The more he tried to speak, I became terrified and recoiled into the further corner of the mosquito net. I called my mother and cried louder as I backed into the corner. There was no way out and they were at the door. The man with the dark hair put his hand in his pocket and pulled out some notes and coins. There was a lot of money. He put them on my bed and beckoned me. He told me that money was ALL for me. I had never seen so much money. I was sure I was not dreaming. It was unbelievable and scary. “Come!” he said again.
I refused.
“Mama!” I yelled and my mother came running up the steps.
She walked into the room and the fair haired man stepped outside. My mother smiled and I could not understand it.
Why was mother smiling at this stranger? And why was the stranger giving me money? Was he going to take me? Was he going to buy me from my mother? I did not move. I wanted my grandmother.
I shall post one of my short stories tomorrow (Brisbane time). It would be a story from my Memoir series. The thing about this short story is that many of us think that we are not capable of remembering events and things that happened in our lives when we were very young. I don’t remember as many things as I would like to. On the other hand, there were things that have happened that I wish I could just forget.

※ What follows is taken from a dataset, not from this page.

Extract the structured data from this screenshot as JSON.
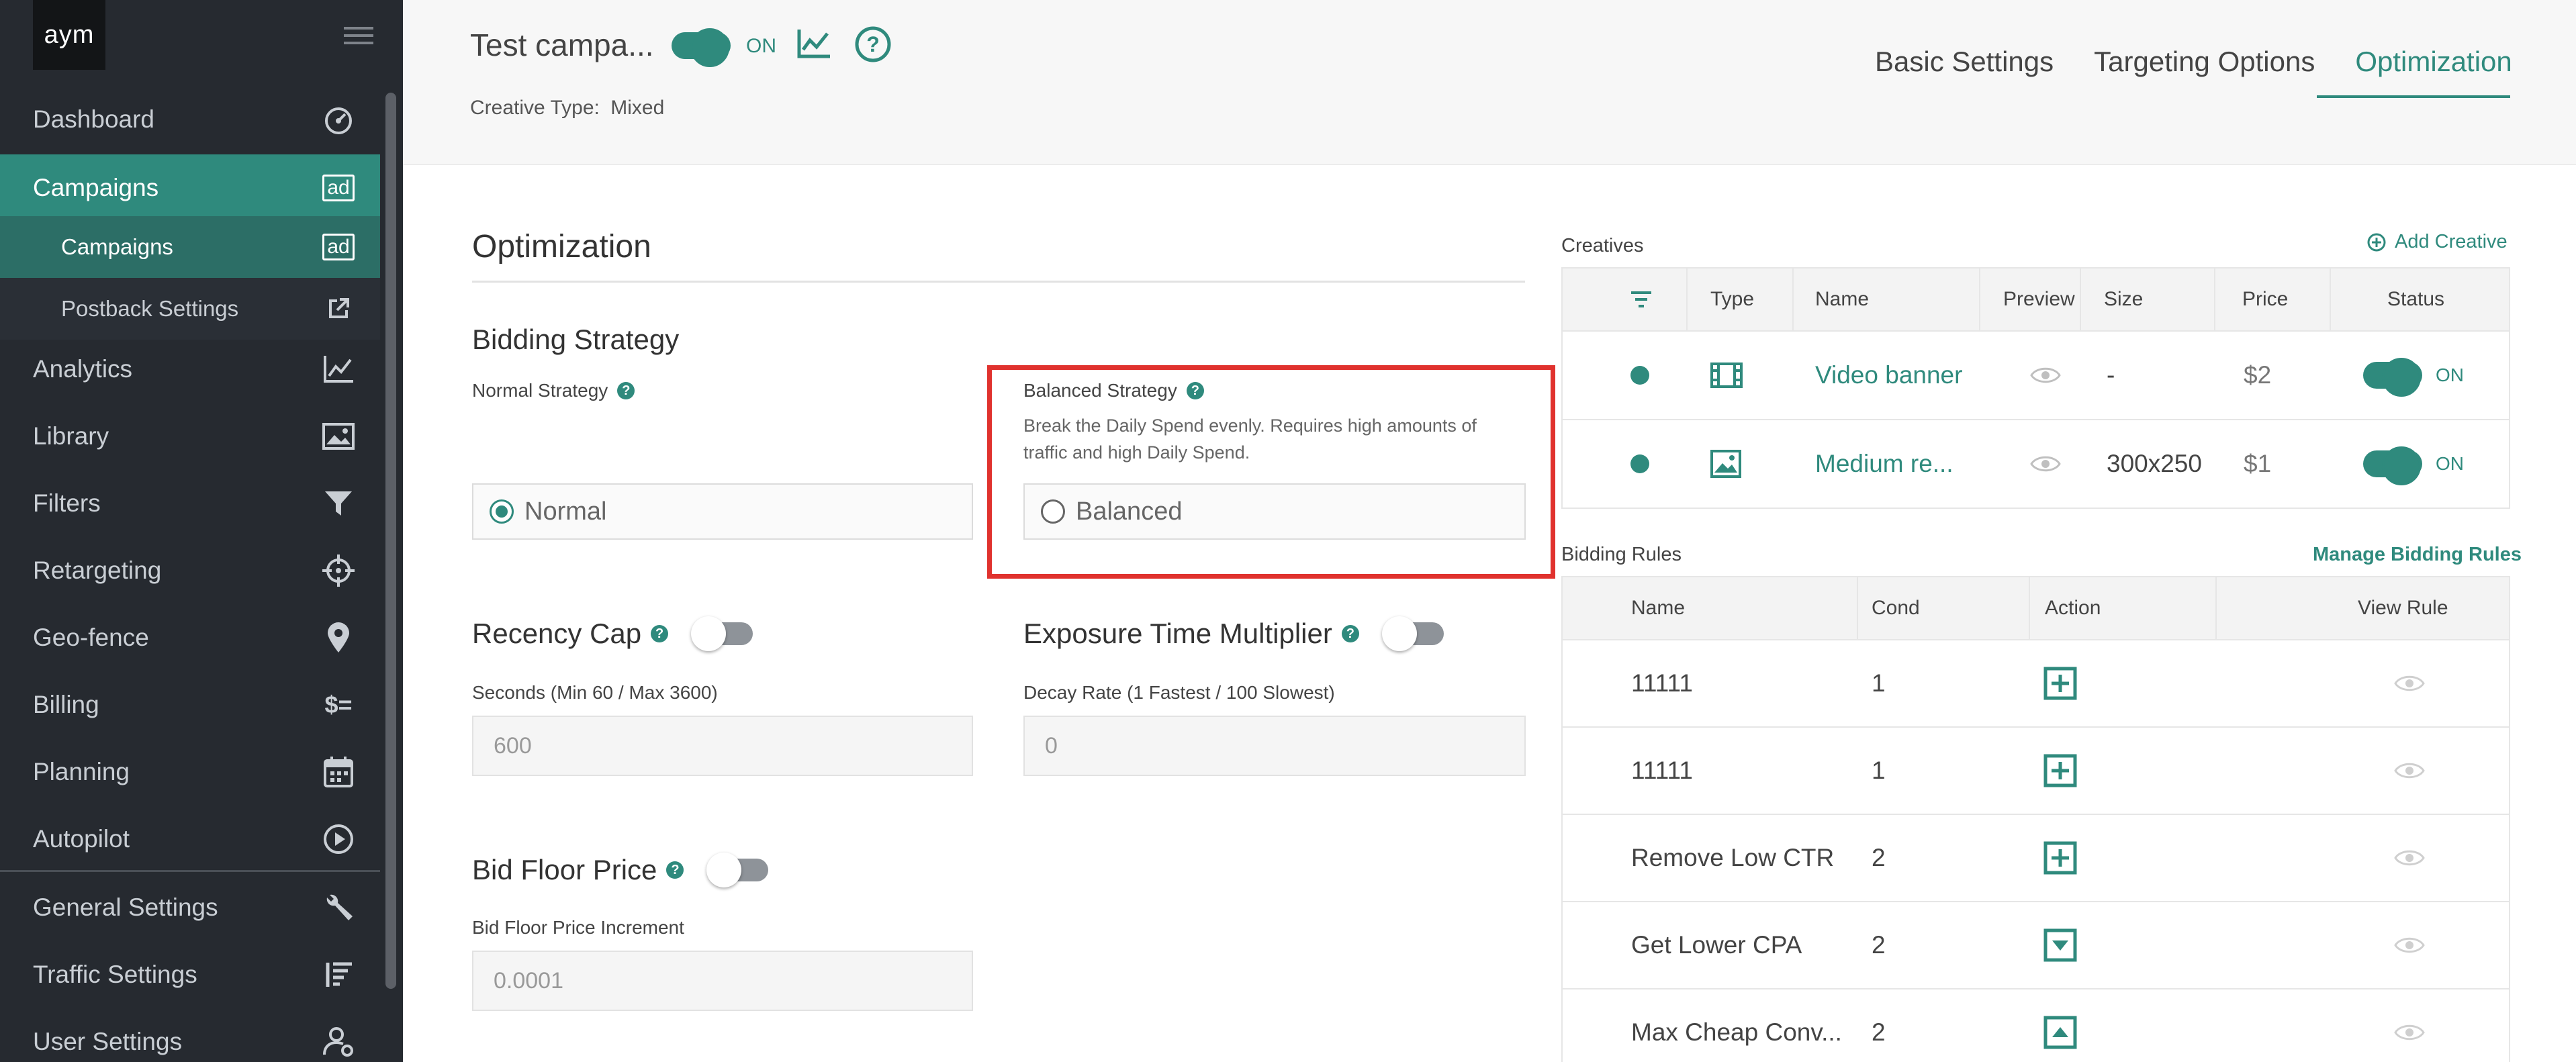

In general, when something very significant happens some time during our early years of life – it sticks in our heads. Make time to sit somewhere and remember those times. I bet there are many stories to write.
Some of my memories are as fresh as those of events that only happened yesterday. Often I do not remember them straight away, but things can happen in the present to trigger me back – through layers of life to find that piece of memory. It is just like doing a search on my computer for a file.
I enjoy some of these forgotten ‘files’ but by the same token, some are not always pleasant to go over again. But together, good or bad, they make a great story.
I am grateful that I have these memories. The memories make “me”. Without the memories, I could not write my memoir.